The executive went ballistic. He told me I was making the stupidest decision of my career. I laughed to myself, wondering if anyone was dumb enough to think a gopher job was a stepping stone toward becoming a captain of industry.
Another young guy in the division took the gopher job. A year later he was promoted to Assistant Vice President. In three years he made Vice President, thanks to his mentor. Now he probably owns his own bank.
What I didn’t understand at the time, and the executive in my story didn’t mention, was that the gopher job was his way of getting to know me better, and introducing me to the other executives before propelling me up the ranks. My ego clouded my judgment. I wasn’t willing to go from boss to gopher. That’s all I saw in this decision, even though the reality is obvious in retrospect.

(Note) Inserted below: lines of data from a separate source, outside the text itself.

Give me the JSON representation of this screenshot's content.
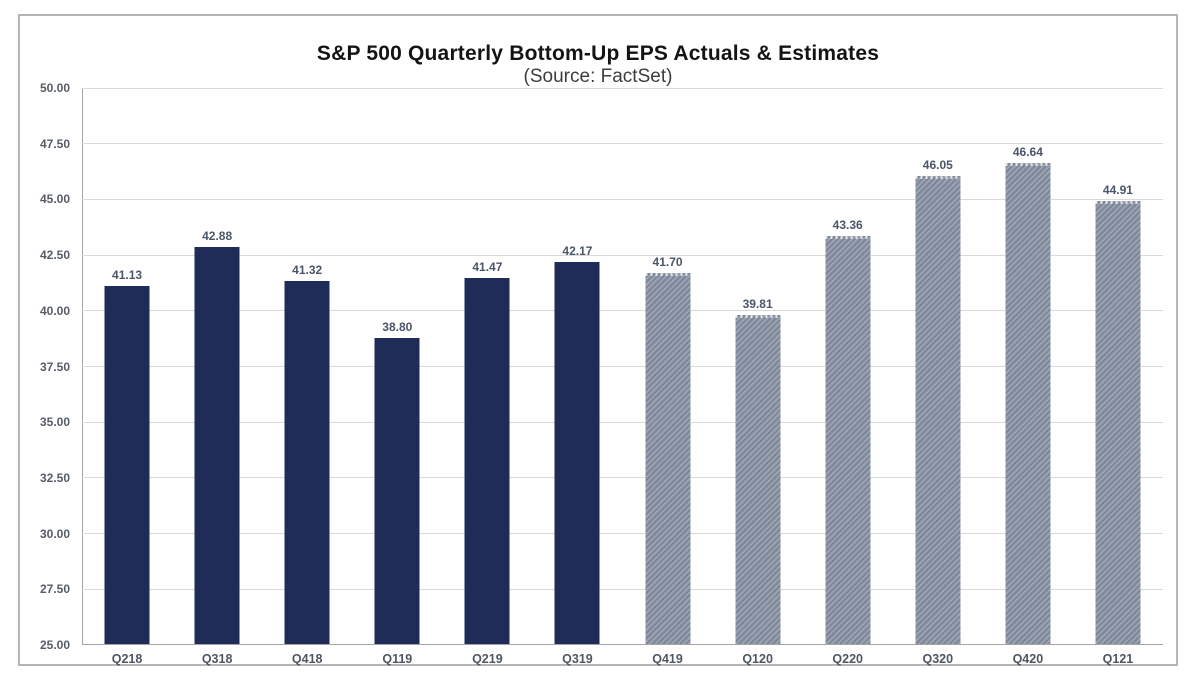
{
  "chart": {
    "title": "S&P 500 Quarterly Bottom-Up EPS Actuals & Estimates",
    "subtitle": "(Source: FactSet)"
  },
  "chart_data": {
    "type": "bar",
    "title": "S&P 500 Quarterly Bottom-Up EPS Actuals & Estimates",
    "subtitle": "(Source: FactSet)",
    "xlabel": "",
    "ylabel": "",
    "ylim": [
      25,
      50
    ],
    "ytick_step": 2.5,
    "ytick_labels": [
      "25.00",
      "27.50",
      "30.00",
      "32.50",
      "35.00",
      "37.50",
      "40.00",
      "42.50",
      "45.00",
      "47.50",
      "50.00"
    ],
    "grid": true,
    "legend_position": "none",
    "categories": [
      "Q218",
      "Q318",
      "Q418",
      "Q119",
      "Q219",
      "Q319",
      "Q419",
      "Q120",
      "Q220",
      "Q320",
      "Q420",
      "Q121"
    ],
    "series": [
      {
        "name": "Actuals",
        "style": "solid",
        "color": "#1e2c57",
        "values": [
          41.13,
          42.88,
          41.32,
          38.8,
          41.47,
          42.17,
          null,
          null,
          null,
          null,
          null,
          null
        ]
      },
      {
        "name": "Estimates",
        "style": "hatched",
        "color": "#8b94a4",
        "values": [
          null,
          null,
          null,
          null,
          null,
          null,
          41.7,
          39.81,
          43.36,
          46.05,
          46.64,
          44.91
        ]
      }
    ],
    "data_labels": [
      "41.13",
      "42.88",
      "41.32",
      "38.80",
      "41.47",
      "42.17",
      "41.70",
      "39.81",
      "43.36",
      "46.05",
      "46.64",
      "44.91"
    ],
    "colors": {
      "actual_bar": "#1e2c57",
      "estimate_bar": "#8b94a4",
      "gridline": "#d9d9d9",
      "axis_line": "#a3a3a3",
      "value_label": "#4a5569"
    }
  }
}
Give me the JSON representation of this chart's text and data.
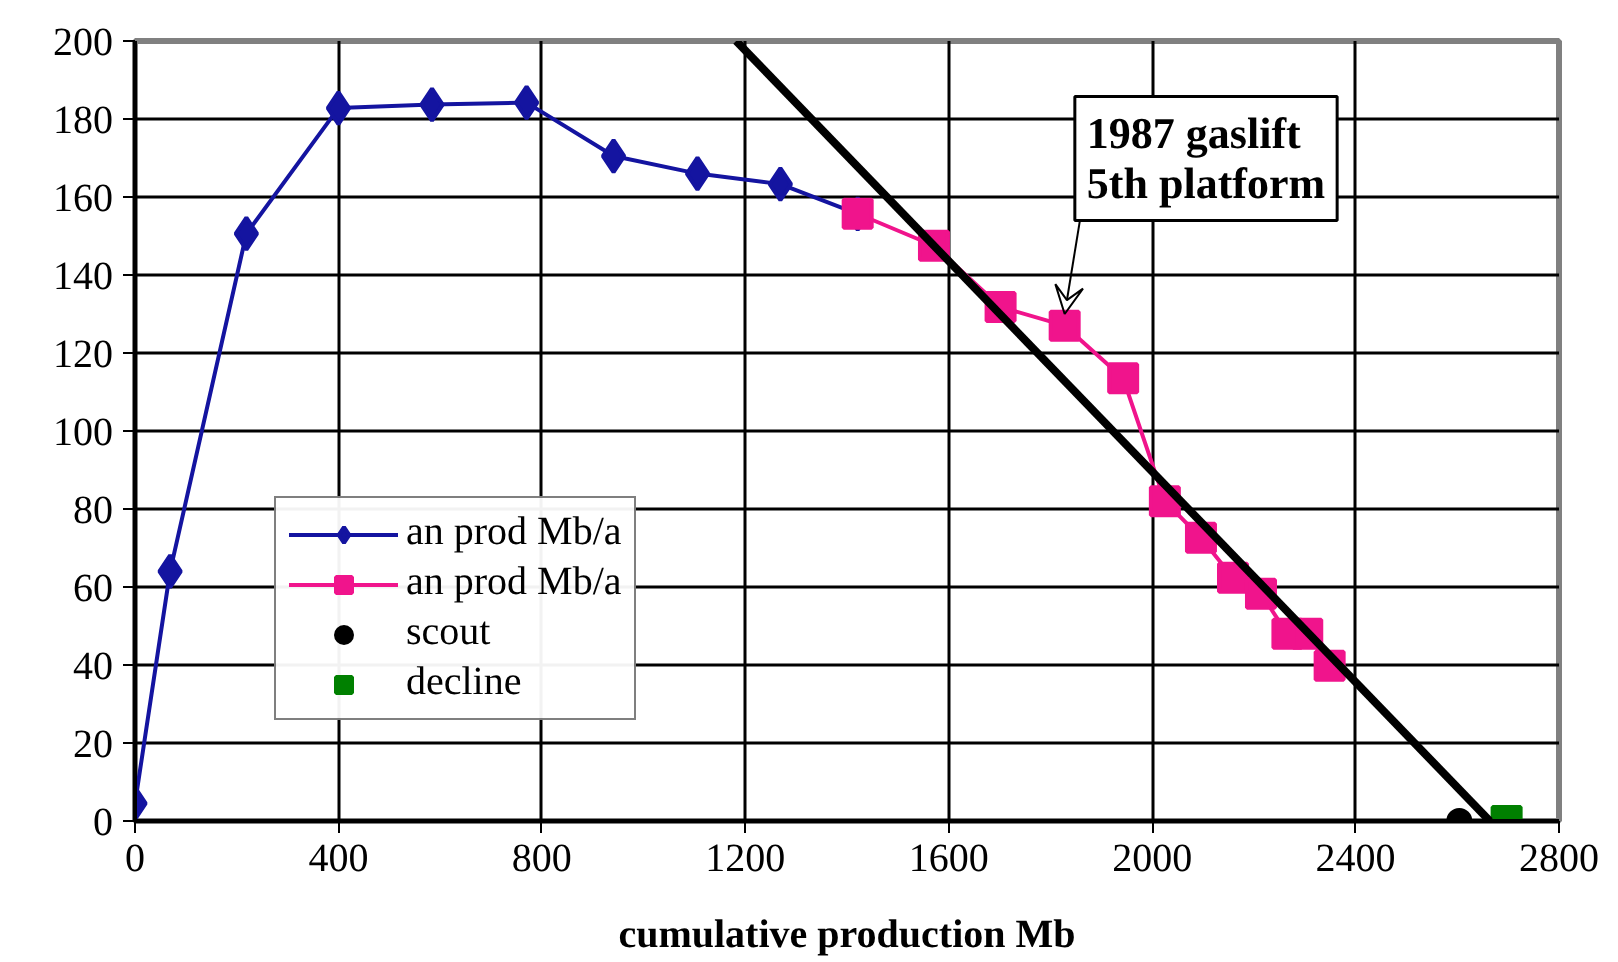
{
  "chart_data": {
    "type": "line",
    "xlabel": "cumulative production Mb",
    "xlim": [
      0,
      2800
    ],
    "xticks": [
      0,
      400,
      800,
      1200,
      1600,
      2000,
      2400,
      2800
    ],
    "ylim": [
      0,
      200
    ],
    "yticks": [
      0,
      20,
      40,
      60,
      80,
      100,
      120,
      140,
      160,
      180,
      200
    ],
    "grid": true,
    "legend": "left",
    "series": [
      {
        "name": "an prod Mb/a",
        "color": "#1414a0",
        "marker": "diamond",
        "x": [
          0,
          69,
          219,
          400,
          584,
          770,
          941,
          1106,
          1269,
          1421
        ],
        "values": [
          4.5,
          64,
          150.6,
          182.8,
          183.7,
          184.2,
          170.5,
          166,
          163.3,
          155.7
        ]
      },
      {
        "name": "an prod Mb/a",
        "color": "#f0148c",
        "marker": "square",
        "x": [
          1421,
          1571,
          1702,
          1828,
          1943,
          2025,
          2096,
          2159,
          2214,
          2266,
          2305,
          2349
        ],
        "values": [
          155.7,
          147.5,
          131.8,
          127,
          113.5,
          82,
          72.6,
          62.4,
          58.3,
          48,
          48,
          39.8
        ]
      },
      {
        "name": "scout",
        "type": "scatter",
        "color": "#000000",
        "marker": "circle",
        "x": [
          2604
        ],
        "values": [
          0
        ]
      },
      {
        "name": "decline",
        "type": "scatter",
        "color": "#008000",
        "marker": "square",
        "x": [
          2697
        ],
        "values": [
          0
        ]
      },
      {
        "color": "#000000",
        "marker": "none",
        "x": [
          1182,
          2664
        ],
        "values": [
          200,
          0
        ]
      }
    ],
    "annotations": [
      {
        "text": "1987 gaslift\n5th platform",
        "x": 1828,
        "y": 127
      }
    ]
  }
}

Years later, I got a chance to fix that mistake. When Dilbert launched in newspapers, the response was underwhelming. In the early years, it wasn’t a workplace strip. It was about Dilbert’s life in general. He just happened to have a job. I was surprised to learn, via my e-mail, that readers loved the relatively rare comics featuring Dilbert in the office. Personally, I didn’t think those were my best work. My ego told me to do it my way. My readers told me I was wrong.
What the hell do readers know? After all, they aren’t syndicated cartoonists, and I was, albeit in only a few dozen newspapers. But this time, fortunately, I ignored my ego, changed the focus of the strip to workplace humor, and it took off.
Recently I was reminded of this as I watched two young people allow their egos to drive them over career cliffs. I know they feel good about their decisions, just as I did when I turned down the gopher job.
I’ve come to call this ego-driven behavior the “loser decision.” I don’t mean it as an insult. It’s an objective fact that life often presents us with choices where the comfortable decision leads nowhere and one that threatens your ego has all the potential in the world.
You need a healthy ego to endure the abuse that comes with any sort of success. The trick is to think of your ego as your goofy best friend who lends moral support but doesn’t know shit.
Has your ego ever driven you off a cliff?